Surprisingly, it seems that the use of VLCCs for floating storage has increased in recent weeks, says a report by Poten & Partners
Information about the ships reveals that about every third vessel on charter contract earlier this year is now being used for floating storage. Most of the Arabian Gulf, but also some of Singapore, West Africa and the Mediterranean.
Ever since the dramatic decline in oil prices, which started in the second half of 2014, charterers and ship owners alike have been eying the forward oil market.
The goal was to determine at what point the contango in the oil market was going to be high enough to make storing crude on tankers commercially viable. This happened at the end of 2014 and in short succession (first) traders and (later) oil companies took some 30 VLCCs on time charter for periods up to 12 months.
However, as oil prices bounced back the forward curve flattened. At the same time tanker rates strengthened and it appears that storage economics quickly deteriorated. As a result very few vessels were actually utilized for floating storage. Most vessels ended up being actively traded in the spot market.
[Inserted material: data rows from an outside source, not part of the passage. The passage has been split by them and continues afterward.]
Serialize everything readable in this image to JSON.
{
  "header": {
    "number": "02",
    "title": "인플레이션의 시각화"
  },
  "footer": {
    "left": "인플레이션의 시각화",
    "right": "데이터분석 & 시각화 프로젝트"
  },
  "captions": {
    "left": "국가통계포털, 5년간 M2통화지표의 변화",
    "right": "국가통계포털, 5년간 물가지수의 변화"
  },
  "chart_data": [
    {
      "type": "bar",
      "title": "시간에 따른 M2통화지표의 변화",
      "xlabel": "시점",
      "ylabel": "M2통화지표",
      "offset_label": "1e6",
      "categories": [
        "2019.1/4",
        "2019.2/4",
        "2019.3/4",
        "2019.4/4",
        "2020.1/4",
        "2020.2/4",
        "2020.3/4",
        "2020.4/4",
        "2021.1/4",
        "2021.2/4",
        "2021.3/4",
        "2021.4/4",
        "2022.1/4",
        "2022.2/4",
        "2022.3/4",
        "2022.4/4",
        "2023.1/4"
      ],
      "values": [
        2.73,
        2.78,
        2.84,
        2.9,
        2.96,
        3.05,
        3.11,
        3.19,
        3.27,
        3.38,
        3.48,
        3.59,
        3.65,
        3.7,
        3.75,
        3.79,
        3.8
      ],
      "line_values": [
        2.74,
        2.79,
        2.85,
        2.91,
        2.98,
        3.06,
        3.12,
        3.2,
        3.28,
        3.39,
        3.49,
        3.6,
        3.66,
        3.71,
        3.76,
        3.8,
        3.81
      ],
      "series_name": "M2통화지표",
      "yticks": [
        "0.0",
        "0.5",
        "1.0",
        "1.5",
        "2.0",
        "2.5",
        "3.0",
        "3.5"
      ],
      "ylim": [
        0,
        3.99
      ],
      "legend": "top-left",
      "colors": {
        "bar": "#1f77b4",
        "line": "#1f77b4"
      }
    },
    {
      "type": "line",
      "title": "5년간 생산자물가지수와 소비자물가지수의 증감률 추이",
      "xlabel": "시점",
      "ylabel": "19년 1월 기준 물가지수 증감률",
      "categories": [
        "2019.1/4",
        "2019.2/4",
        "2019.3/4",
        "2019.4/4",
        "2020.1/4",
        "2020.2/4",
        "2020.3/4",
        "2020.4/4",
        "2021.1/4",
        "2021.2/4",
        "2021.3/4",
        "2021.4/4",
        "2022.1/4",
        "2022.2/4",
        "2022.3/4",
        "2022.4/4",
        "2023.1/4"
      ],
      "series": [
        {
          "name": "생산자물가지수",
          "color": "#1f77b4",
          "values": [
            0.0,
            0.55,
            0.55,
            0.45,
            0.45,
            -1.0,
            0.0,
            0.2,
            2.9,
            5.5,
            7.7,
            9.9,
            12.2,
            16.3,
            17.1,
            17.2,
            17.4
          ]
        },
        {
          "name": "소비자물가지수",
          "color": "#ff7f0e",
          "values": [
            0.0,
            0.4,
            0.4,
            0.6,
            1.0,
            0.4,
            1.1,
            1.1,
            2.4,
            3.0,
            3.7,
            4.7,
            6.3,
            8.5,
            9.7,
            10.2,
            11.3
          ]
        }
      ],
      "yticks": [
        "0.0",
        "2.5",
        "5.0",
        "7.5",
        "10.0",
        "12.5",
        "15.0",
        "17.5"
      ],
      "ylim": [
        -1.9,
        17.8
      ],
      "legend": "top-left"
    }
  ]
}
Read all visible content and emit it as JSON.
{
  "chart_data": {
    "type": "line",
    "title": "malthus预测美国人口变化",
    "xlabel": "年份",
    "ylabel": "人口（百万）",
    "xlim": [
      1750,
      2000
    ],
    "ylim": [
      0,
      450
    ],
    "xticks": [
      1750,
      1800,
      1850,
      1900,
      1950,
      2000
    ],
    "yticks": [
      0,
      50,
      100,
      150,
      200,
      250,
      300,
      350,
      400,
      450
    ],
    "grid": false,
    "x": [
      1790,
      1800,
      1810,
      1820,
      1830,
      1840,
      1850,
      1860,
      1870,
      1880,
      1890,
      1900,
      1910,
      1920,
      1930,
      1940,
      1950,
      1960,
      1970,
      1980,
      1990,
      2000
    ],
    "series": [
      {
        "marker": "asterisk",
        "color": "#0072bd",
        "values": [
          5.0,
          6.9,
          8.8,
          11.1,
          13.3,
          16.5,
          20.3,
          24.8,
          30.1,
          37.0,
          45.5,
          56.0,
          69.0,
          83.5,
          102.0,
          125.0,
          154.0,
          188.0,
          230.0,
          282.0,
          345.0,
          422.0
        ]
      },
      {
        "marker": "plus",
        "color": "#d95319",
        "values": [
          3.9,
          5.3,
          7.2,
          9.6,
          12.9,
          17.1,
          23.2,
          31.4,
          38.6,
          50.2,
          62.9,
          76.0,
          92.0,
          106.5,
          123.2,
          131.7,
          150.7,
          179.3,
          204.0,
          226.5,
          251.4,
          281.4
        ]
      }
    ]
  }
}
Vessel tracking information reveals that about a third of the vessels taken on time charter earlier in the year are now used for floating storage. Most of them are stationed in the Arabian Gulf, while several others are anchored outside Singapore, in West Africa and the Mediterranean.
It is difficult to speculate why certain charterers engage in floating storage at this point, but it is clear that it does provide additional support for the large tanker market.